Wonderful

No mind can fathom, no heart can grasp, no pen describe how wonderful the Saviour is. He is wonderful if we think of Him as the Only Begotten of the Father. He is the image of the invisible God, the brightness of His glory and the express image of His Person. How wonderful such a One, who ever was, with no beginning, One with God!

How wonderful His humiliation. Wonderful condescension that He who created the angels should be made lower than the angels and lay His glory by, to appear in the form of man on earth!

Wonderful is He in His incarnation, “that holy Thing,” as the angel announced Him, truly God and Man. Born of the woman, resting on the bosom of the Virgin as a little child, and yet He is the One who ever is in the bosom of the Father.

Wonderful was that blessed life He lived on earth. Wonderful are the words which came from His lips. Wonderful is He in His moral glory, His untiring service, His love, His patience, and everything which the Spirit has been pleased to tell us of His earthly life.

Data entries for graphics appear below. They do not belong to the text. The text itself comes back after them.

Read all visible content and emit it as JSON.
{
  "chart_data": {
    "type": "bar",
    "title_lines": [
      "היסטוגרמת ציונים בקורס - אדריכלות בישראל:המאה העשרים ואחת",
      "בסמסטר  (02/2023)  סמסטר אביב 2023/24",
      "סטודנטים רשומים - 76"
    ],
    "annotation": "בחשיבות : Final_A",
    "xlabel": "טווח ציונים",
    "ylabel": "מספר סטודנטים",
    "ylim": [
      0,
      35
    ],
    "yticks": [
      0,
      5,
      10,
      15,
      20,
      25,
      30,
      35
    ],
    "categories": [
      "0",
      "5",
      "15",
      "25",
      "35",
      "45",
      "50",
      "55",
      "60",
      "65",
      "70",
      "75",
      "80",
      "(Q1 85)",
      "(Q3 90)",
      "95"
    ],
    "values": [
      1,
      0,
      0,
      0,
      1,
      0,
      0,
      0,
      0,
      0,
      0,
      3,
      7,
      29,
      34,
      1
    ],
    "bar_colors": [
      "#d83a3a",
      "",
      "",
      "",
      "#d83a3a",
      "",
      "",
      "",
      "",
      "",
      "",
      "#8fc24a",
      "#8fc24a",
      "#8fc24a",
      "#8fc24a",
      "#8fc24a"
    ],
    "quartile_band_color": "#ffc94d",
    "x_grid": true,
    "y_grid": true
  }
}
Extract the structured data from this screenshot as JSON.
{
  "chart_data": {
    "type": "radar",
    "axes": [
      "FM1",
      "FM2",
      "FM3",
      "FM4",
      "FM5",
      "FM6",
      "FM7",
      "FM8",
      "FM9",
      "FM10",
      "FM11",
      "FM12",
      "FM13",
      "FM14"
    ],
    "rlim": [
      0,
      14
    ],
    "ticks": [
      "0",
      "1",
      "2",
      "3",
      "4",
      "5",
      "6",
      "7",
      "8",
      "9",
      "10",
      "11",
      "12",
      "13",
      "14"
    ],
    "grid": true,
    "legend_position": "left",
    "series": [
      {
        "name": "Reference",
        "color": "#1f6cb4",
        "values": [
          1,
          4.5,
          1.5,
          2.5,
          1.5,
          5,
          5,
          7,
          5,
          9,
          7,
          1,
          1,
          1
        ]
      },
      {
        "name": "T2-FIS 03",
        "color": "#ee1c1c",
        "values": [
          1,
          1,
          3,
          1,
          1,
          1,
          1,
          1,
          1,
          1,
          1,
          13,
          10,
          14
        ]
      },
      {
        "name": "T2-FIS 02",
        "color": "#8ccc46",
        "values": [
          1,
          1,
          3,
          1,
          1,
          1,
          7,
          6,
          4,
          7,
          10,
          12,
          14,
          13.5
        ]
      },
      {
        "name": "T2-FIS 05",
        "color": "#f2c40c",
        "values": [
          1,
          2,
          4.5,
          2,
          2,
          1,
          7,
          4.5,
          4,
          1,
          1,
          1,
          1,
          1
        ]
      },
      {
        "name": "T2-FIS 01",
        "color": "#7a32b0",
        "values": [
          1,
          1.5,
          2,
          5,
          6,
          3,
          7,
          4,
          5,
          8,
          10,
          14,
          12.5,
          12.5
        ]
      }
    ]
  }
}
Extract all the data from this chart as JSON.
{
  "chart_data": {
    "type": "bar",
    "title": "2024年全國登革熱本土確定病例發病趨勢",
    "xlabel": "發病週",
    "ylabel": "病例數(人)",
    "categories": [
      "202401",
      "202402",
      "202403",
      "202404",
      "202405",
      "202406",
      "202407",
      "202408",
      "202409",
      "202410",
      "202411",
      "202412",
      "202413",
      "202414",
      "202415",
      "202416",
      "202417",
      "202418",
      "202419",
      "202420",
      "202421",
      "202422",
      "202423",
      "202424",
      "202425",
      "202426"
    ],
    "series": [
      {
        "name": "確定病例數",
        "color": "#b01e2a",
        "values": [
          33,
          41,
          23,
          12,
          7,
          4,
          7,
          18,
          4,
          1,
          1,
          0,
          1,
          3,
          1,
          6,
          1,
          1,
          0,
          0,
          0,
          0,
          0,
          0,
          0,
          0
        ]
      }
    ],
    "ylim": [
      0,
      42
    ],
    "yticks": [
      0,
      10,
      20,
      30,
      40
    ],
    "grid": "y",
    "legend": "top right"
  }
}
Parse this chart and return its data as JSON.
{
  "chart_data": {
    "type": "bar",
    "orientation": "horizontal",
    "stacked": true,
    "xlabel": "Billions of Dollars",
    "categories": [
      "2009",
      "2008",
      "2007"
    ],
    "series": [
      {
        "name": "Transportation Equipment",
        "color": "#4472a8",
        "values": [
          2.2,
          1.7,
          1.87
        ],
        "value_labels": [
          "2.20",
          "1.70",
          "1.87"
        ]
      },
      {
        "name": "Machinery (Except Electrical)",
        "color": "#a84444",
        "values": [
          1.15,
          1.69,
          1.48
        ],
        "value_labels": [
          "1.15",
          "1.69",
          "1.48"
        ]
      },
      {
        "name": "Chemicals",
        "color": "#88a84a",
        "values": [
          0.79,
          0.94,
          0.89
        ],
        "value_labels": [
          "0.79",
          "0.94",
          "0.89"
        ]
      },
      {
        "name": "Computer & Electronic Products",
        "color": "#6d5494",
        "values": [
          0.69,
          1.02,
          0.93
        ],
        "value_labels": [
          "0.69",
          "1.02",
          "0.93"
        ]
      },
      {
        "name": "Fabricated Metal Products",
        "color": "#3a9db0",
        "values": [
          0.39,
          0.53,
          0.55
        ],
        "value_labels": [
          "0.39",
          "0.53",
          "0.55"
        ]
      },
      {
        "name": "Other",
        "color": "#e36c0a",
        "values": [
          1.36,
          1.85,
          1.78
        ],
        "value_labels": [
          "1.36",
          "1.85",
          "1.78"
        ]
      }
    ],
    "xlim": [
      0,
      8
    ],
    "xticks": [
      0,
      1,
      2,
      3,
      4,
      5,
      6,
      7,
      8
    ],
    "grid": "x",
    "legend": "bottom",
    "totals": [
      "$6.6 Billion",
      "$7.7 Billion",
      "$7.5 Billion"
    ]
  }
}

The more our hearts contemplate Him, the more wonderful He appears. But still greater and more wonderful is it that He went to the cross to give His life as a ransom for many, that the Just One should die for the unjust. He is wonderful in His great work on the cross, the depths of which have never been fathomed.

And how wonderfully He has dealt with us, with each one individually. How wonderful is it that He knows each of His sheep, that He guides each, provides for, loves, succors, stands by, restores, never leaves nor forsakes each who belongs to Him. How wonderful is His grace, the supply and fullness of it!

“One evening,” said C. H. Spurgeon, “I was riding home after a heavy day’s work, weary and sore depressed, when suddenly, as a lightning flash, came: ‘My grace is sufficient for thee.’ And I said: ‘I should think it is, Lord,’ and burst out laughing. It seemed to make unbelief so absurd.

“It was as if some little fish, being very thirsty, was troubled about drinking the river dry; and Father Thames said: ‘Drink away, little fish, my stream is sufficient for thee.’ Or it seemed like a little mouse in the granaries of Egypt after seven years of plenty, fearing it might die of famine, and Joseph might say: ‘Cheer up, little mouse, my granaries are sufficient for thee.’

Again I imagined a man away up yonder on the mountain saying to himself: ‘I fear I shall exhaust all the oxygen in the atmosphere.’ But the earth might say: ‘Breathe away, O man, and fill thy lungs ever. My atmosphere is sufficient for thee.'”

In His coming manifestation He will be wonderful. Wonderful He will be when we shall see Him and stand in His presence. What a day it will be when we see Him face to face! Then we shall know all the loveliness and wonder of His adorable Person and His wonderful ways with us. With what delight we shall then behold Him.

And when He comes with His saints, when the heavens are lit up with untold glory, when He comes to judge, to establish His Kingdom, to speak peace to the nations, to restore creation to its right condition, when He reigns and all His redeemed ones with Him–oh, how wonderful it all will be!

He is altogether lovely, and He is altogether wonderful. Glory to His name! Well has one said: “He pervades the whole of the New Testament with His presence, so that every doctrine it teaches, every duty it demands, every narrative it records, every comfort it gives, every hope it inspires, gather about His Person and minister to His glory. So dear does He thus become to the heart of the believer, that Luther may well be excused for exclaiming, ‘I had rather be in hell with Christ, than in heaven without Him.'”

May the Holy Spirit fill our hearts and eyes with Himself and reveal to us through the written Word more of the matchless beauty of the wonderful Person of our Saviour and Lord.